After her win in Hawaii, she explained, "I have a lot better feel. I don't really try to steer the putt. I kind of visualize everything in my head. I visualize the line that I've read the ball and the speed. I've read it, and that's it. I'm just letting it happen."

She's so good, she doesn't even look when she putts. That's a little like Michael Jordan shooting free throws with his eyes closed.

Really though, if it isn't broke, why fix it? The last year she putted with her eyes closed? It was 2007, when she won five times.

Keep closing those eyes, Suzann. It's helps you play your best, and that's saying something.


This past weekend was a golf fans paradise. There were three tours getting live coverage on various channels, and three of them gave viewers extra golf.

It started in Saturday, when Lizette Salas fired a 10-under 62 to catch Pettersen and force the weekend's first playoff. The pressure got to Salas on the first extra hole as she dumped her approach shot in the water.

Pettersen easily 2-putted for par and the win, but there were more playoffs to come.

The kicker came around lunchtime on Sunday. The European Tour had three players finish at 5-under par. Felipe Aguilar dropped out on the third extra hole, but the playoff was only one-third over.

Raphael Jacquelin and Maximilian Kieffer matched five straight pars, as they played the 18th over and over and ...

Finally, on the ninth extra hole, Jacquelin rolled in a birdie effort to claim his fourth European Tour victory.

If that didn't whet your appetite, the PGA Tour had two of the last three U.S. Open champions battling for the RBC Heritage title.

Charley Hoffman tumbled out of the lead with a final-round 77 to open the door for 2010 U.S. Open champ Graeme McDowell and last year's U.S. Open winner Webb Simpson. McDowell 2-putted for par, to put the pressure on Simpson. The reigning U.S. Open champ had run his birdie effort six feet by the hole and he failed to convert that putt.

McDowell walked off with his second PGA Tour title.

If those three weren't enough, Angel Cabrera went home to play a PGA Tour Latinoamerica event on the course he grew up caddying on. He fired a 64 to force a playoff there, and birdied the first extra hole for the win.

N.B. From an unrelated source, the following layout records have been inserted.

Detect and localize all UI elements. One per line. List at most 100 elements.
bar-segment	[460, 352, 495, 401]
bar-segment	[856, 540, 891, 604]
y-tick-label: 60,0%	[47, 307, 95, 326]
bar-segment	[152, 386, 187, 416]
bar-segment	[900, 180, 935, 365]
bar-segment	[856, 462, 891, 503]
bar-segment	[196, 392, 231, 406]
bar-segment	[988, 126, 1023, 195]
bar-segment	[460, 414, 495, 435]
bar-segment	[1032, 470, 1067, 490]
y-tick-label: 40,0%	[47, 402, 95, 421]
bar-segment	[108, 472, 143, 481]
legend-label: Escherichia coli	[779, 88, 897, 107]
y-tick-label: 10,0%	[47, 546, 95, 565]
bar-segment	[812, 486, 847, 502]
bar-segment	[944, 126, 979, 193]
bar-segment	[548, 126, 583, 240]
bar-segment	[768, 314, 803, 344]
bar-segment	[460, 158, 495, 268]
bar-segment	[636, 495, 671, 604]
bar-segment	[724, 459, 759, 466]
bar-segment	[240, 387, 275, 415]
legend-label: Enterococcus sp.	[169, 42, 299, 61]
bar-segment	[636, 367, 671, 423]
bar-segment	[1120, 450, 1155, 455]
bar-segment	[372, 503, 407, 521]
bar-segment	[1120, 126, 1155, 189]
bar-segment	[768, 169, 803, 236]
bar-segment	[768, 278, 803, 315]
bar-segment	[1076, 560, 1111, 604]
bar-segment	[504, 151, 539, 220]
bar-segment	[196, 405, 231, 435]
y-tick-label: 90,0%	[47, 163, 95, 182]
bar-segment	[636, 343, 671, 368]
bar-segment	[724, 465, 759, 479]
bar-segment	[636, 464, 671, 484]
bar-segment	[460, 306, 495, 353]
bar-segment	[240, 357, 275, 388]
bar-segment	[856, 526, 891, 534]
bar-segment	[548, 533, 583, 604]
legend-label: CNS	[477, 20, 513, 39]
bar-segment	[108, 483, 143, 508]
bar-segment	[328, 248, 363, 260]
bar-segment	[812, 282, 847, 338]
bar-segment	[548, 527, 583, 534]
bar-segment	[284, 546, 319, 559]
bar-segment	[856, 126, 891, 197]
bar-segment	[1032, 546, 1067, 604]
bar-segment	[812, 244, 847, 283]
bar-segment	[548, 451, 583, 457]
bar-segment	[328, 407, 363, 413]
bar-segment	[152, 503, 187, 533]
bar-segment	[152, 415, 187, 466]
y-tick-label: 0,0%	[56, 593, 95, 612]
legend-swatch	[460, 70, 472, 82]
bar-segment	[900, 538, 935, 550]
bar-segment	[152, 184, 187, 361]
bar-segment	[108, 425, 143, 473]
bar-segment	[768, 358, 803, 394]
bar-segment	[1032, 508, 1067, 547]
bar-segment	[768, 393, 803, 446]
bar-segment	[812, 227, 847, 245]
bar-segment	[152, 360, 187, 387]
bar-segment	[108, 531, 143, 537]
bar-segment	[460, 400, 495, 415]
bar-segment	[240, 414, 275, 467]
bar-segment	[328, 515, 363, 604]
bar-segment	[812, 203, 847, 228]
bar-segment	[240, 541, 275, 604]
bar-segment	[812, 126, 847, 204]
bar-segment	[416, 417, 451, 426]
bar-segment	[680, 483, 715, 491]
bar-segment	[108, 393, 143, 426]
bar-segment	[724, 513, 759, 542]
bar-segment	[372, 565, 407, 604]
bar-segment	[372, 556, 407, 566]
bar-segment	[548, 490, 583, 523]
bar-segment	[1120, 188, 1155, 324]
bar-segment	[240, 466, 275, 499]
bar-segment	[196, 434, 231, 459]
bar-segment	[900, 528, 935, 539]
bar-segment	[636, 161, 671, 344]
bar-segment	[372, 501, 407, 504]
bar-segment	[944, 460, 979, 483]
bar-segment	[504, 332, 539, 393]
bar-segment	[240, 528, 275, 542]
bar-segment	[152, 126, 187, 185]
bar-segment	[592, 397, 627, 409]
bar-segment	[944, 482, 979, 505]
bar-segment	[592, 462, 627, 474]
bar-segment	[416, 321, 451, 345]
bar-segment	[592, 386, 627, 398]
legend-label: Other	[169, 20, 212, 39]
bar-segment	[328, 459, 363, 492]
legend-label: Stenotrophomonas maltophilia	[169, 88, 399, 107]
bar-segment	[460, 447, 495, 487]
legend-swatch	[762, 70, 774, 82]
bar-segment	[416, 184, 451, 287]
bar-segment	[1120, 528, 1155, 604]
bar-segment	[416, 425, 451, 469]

There is plenty of golf on television every week. This past weekend, viewers happened to get more than they bargained for.


* After 14 straight American winners to start the year on the PGA Tour, McDowell's win was the third in a row by an international player.

* Four players who finished in the top 10 at the Masters came back and played at the RBC Heritage. Of that group, only Marc Leishman followed up with another top-10 finish. He was one of nine players who tied for ninth place at Harbour Town Golf Links.